Ketua Komisi II Deprov Malut, Ishak Naser, mengatakan Pergub tersebut terkesan diskriminatif karena dalam asas pembentukan perundang-undangan tidak terpenuhi. Olehnya itu, pihaknya mengusulkan kepada Gubernur Abdul Gani Kasuba melakukan eksekutif penuh dengan membatalkan Pergub nomor 3 tahun 2023 tersebut.
“Kita menghormati gubernur ya, tapi karena Pergub itu diterapkan nanti menimbulkan problem hukum baru. Sebab, nanti mendiskriminasikan antara dokter ahli utama dengan yang lainnya,” kata Ishak kepada Nuansa Media Grup (NMG), Jumat (17/3).

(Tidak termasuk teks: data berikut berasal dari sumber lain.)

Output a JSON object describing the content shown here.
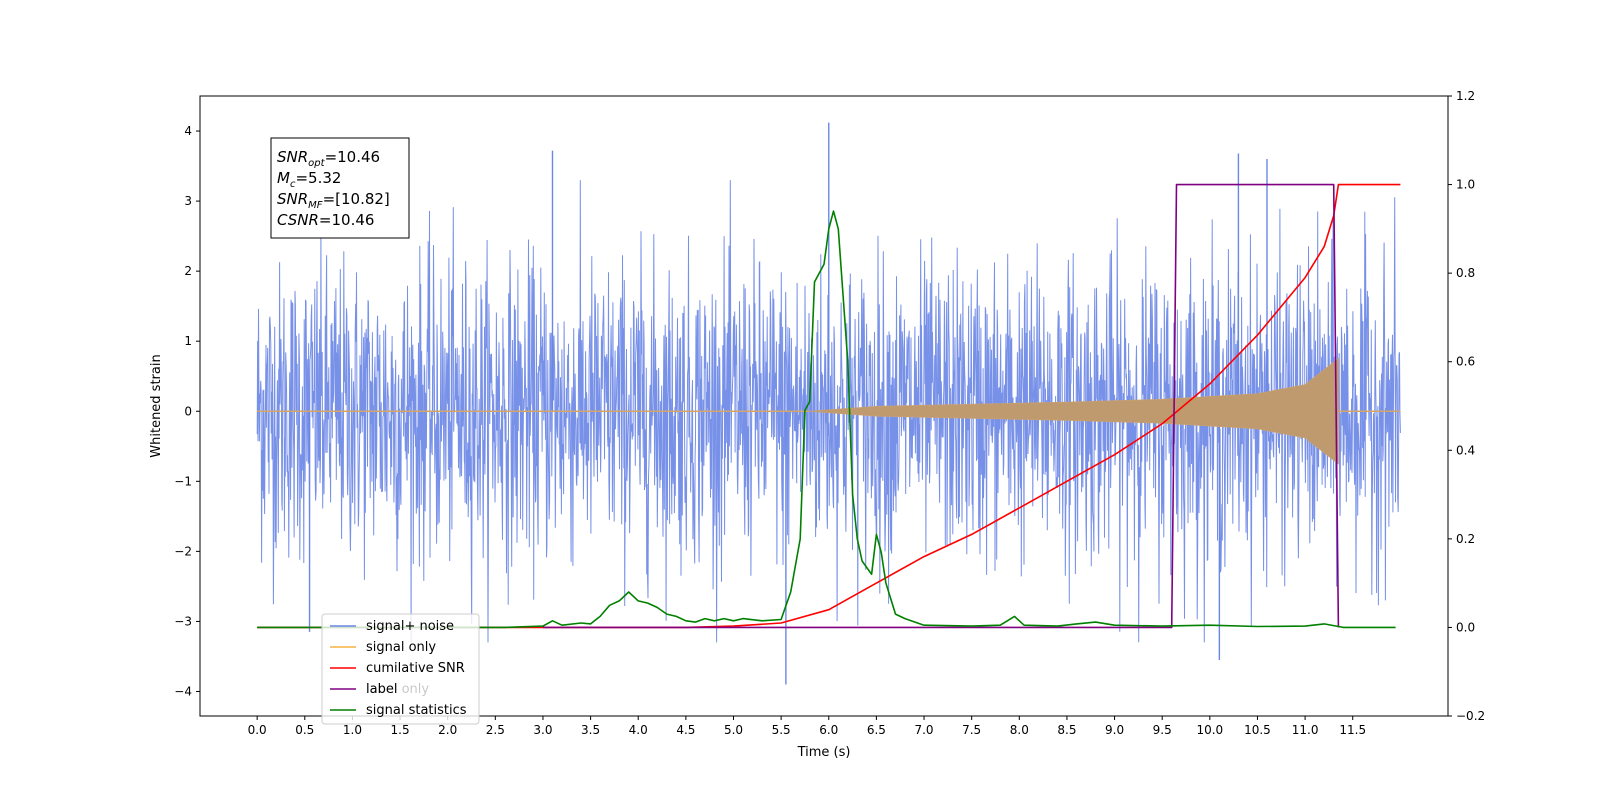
{
  "chart_data": {
    "type": "line",
    "xlabel": "Time (s)",
    "ylabel": "Whitened strain",
    "xlim": [
      -0.6,
      12.5
    ],
    "ylim": [
      -4.35,
      4.5
    ],
    "y2lim": [
      -0.2,
      1.2
    ],
    "x_ticks": [
      "0.0",
      "0.5",
      "1.0",
      "1.5",
      "2.0",
      "2.5",
      "3.0",
      "3.5",
      "4.0",
      "4.5",
      "5.0",
      "5.5",
      "6.0",
      "6.5",
      "7.0",
      "7.5",
      "8.0",
      "8.5",
      "9.0",
      "9.5",
      "10.0",
      "10.5",
      "11.0",
      "11.5"
    ],
    "y_ticks": [
      "4",
      "3",
      "2",
      "1",
      "0",
      "−1",
      "−2",
      "−3",
      "−4"
    ],
    "y2_ticks": [
      "1.2",
      "1.0",
      "0.8",
      "0.6",
      "0.4",
      "0.2",
      "0.0",
      "−0.2"
    ],
    "annotation": {
      "lines": [
        {
          "main": "SNR",
          "sub": "opt",
          "rest": "=10.46"
        },
        {
          "main": "M",
          "sub": "c",
          "rest": "=5.32"
        },
        {
          "main": "SNR",
          "sub": "MF",
          "rest": "=[10.82]"
        },
        {
          "main": "CSNR",
          "sub": "",
          "rest": "=10.46"
        }
      ]
    },
    "legend": {
      "placement": "lower-left",
      "entries": [
        {
          "label": "signal+ noise",
          "color": "#6b87e6"
        },
        {
          "label": "signal only",
          "color": "#f5b341"
        },
        {
          "label": "cumilative SNR",
          "color": "#ff0000"
        },
        {
          "label": "label",
          "color": "#800080"
        },
        {
          "label": "signal statistics",
          "color": "#008000"
        }
      ],
      "obscured_text": "label only"
    },
    "series": [
      {
        "name": "signal+ noise",
        "axis": "left",
        "color": "#6b87e6",
        "description": "dense whitened noise + signal, roughly ±1.6 band with spikes",
        "x_range": [
          0.0,
          12.0
        ],
        "notable_peaks": [
          [
            6.0,
            4.12
          ],
          [
            3.1,
            3.72
          ],
          [
            10.3,
            3.68
          ],
          [
            10.6,
            3.6
          ],
          [
            5.55,
            -3.9
          ],
          [
            10.1,
            -3.55
          ],
          [
            0.55,
            -3.15
          ]
        ]
      },
      {
        "name": "signal only",
        "axis": "left",
        "color": "#f5b341",
        "chirp_start": 5.8,
        "merger": 11.35,
        "end": 12.0,
        "envelope": [
          [
            5.8,
            0.0
          ],
          [
            6.5,
            0.07
          ],
          [
            7.5,
            0.1
          ],
          [
            8.5,
            0.13
          ],
          [
            9.5,
            0.17
          ],
          [
            10.5,
            0.25
          ],
          [
            11.0,
            0.38
          ],
          [
            11.3,
            0.7
          ],
          [
            11.35,
            0.75
          ]
        ]
      },
      {
        "name": "cumilative SNR",
        "axis": "right",
        "color": "#ff0000",
        "points": [
          [
            0.0,
            0.0
          ],
          [
            4.5,
            0.0
          ],
          [
            5.0,
            0.003
          ],
          [
            5.5,
            0.01
          ],
          [
            6.0,
            0.04
          ],
          [
            6.5,
            0.1
          ],
          [
            7.0,
            0.16
          ],
          [
            7.5,
            0.21
          ],
          [
            8.0,
            0.27
          ],
          [
            8.5,
            0.33
          ],
          [
            9.0,
            0.39
          ],
          [
            9.5,
            0.46
          ],
          [
            10.0,
            0.55
          ],
          [
            10.5,
            0.66
          ],
          [
            11.0,
            0.79
          ],
          [
            11.2,
            0.86
          ],
          [
            11.3,
            0.93
          ],
          [
            11.35,
            1.0
          ],
          [
            12.0,
            1.0
          ]
        ]
      },
      {
        "name": "label",
        "axis": "right",
        "color": "#800080",
        "points": [
          [
            3.0,
            0.0
          ],
          [
            9.6,
            0.0
          ],
          [
            9.65,
            1.0
          ],
          [
            11.3,
            1.0
          ],
          [
            11.35,
            0.0
          ]
        ]
      },
      {
        "name": "signal statistics",
        "axis": "right",
        "color": "#008000",
        "points": [
          [
            0.0,
            0.0
          ],
          [
            2.6,
            0.0
          ],
          [
            3.0,
            0.003
          ],
          [
            3.1,
            0.015
          ],
          [
            3.2,
            0.005
          ],
          [
            3.4,
            0.01
          ],
          [
            3.5,
            0.008
          ],
          [
            3.6,
            0.025
          ],
          [
            3.7,
            0.05
          ],
          [
            3.8,
            0.06
          ],
          [
            3.9,
            0.08
          ],
          [
            4.0,
            0.06
          ],
          [
            4.1,
            0.055
          ],
          [
            4.2,
            0.045
          ],
          [
            4.3,
            0.03
          ],
          [
            4.4,
            0.025
          ],
          [
            4.5,
            0.015
          ],
          [
            4.6,
            0.012
          ],
          [
            4.7,
            0.02
          ],
          [
            4.8,
            0.015
          ],
          [
            4.9,
            0.02
          ],
          [
            5.0,
            0.015
          ],
          [
            5.1,
            0.02
          ],
          [
            5.3,
            0.015
          ],
          [
            5.5,
            0.018
          ],
          [
            5.6,
            0.08
          ],
          [
            5.7,
            0.2
          ],
          [
            5.75,
            0.49
          ],
          [
            5.8,
            0.51
          ],
          [
            5.85,
            0.78
          ],
          [
            5.95,
            0.82
          ],
          [
            6.0,
            0.9
          ],
          [
            6.05,
            0.94
          ],
          [
            6.1,
            0.9
          ],
          [
            6.2,
            0.6
          ],
          [
            6.25,
            0.3
          ],
          [
            6.3,
            0.2
          ],
          [
            6.35,
            0.15
          ],
          [
            6.45,
            0.12
          ],
          [
            6.5,
            0.21
          ],
          [
            6.55,
            0.17
          ],
          [
            6.6,
            0.1
          ],
          [
            6.7,
            0.03
          ],
          [
            6.8,
            0.02
          ],
          [
            7.0,
            0.005
          ],
          [
            7.5,
            0.003
          ],
          [
            7.8,
            0.005
          ],
          [
            7.95,
            0.025
          ],
          [
            8.05,
            0.005
          ],
          [
            8.4,
            0.003
          ],
          [
            8.6,
            0.008
          ],
          [
            8.8,
            0.012
          ],
          [
            9.0,
            0.005
          ],
          [
            9.5,
            0.003
          ],
          [
            10.0,
            0.005
          ],
          [
            10.5,
            0.002
          ],
          [
            11.0,
            0.003
          ],
          [
            11.2,
            0.008
          ],
          [
            11.4,
            0.0
          ],
          [
            11.95,
            0.0
          ]
        ]
      }
    ]
  }
}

Terkait utang TPP 15 bulan, diterangkan Ishak, sudah bersepakat untuk TPP selisih yang belum terbayarkan tidak diakui dalam bentuk utang beban, karena menyesuaikan ketentuan kebijakan standar akuntansi pemerintahan.
“Itu diakui kurang bayar. Namun, tetap dibayarkan meskipun belum ada persediaan anggarannya di APBD,” jelasnya
Meski demikian, Politisi Nasdem itu mengaku, ini tentu harus didukung dengan dokumen-dokumen yang diperlukan. Dengan begitu, dapat ditentukan dalam pernyataan standar akuntansi pemerintahan, yaitu diterbitkannya SP2D.
“Dan itu nanti kita lihat, kalau sudah ada nanti dibayarkan. Dalam pembayaran ini perlu diluruskan bisa sekaligus dilakukan cicilan. Kami sudah mendapatkan penjelasan dari Direktur RSUD CB, bahwa tenaga medis baik dokter ahli maupun lainya sudah menerima kalau pemerintah mengambil kebijakan pembayaran secara cicilan,” ujarnya.
“Hanya saja kita harus melihat jumlah cicilan yang wajar. Jangan kemudian cicilan yang tidak manusiawi. Kalau bisa diselesaikan enam bulan kenapa harus menunggu enam tahun,” sambungnya.
Lebih lanjut, ia menambahkan, terkait utang RSUD CB yang selama ini dibebankan BLUD, termasuk pengadaan medis lainnya yang diperlukan dalam rangka mempertahankan standar minimal pelayanan kesehatan RSUD CB, sepanjang didukung dengan penerimaan jasa pelayanan akan dibayarkan BLUD.
“Kalau tidak sanggup, maka itu kewajiban bagi pemerintah untuk dibebankan pada APBD. Tidak ada istilah sharing. Pemerintah punya kewajiban membayar apabila penerimaan dari jasa BLUD tidak mampu memenuhi kewajibannya, wajib hukumnya karena ini pelayanan dasar. Kalau pemerintah tidak mau, bubarkan BLUD-nya,” tegasnya.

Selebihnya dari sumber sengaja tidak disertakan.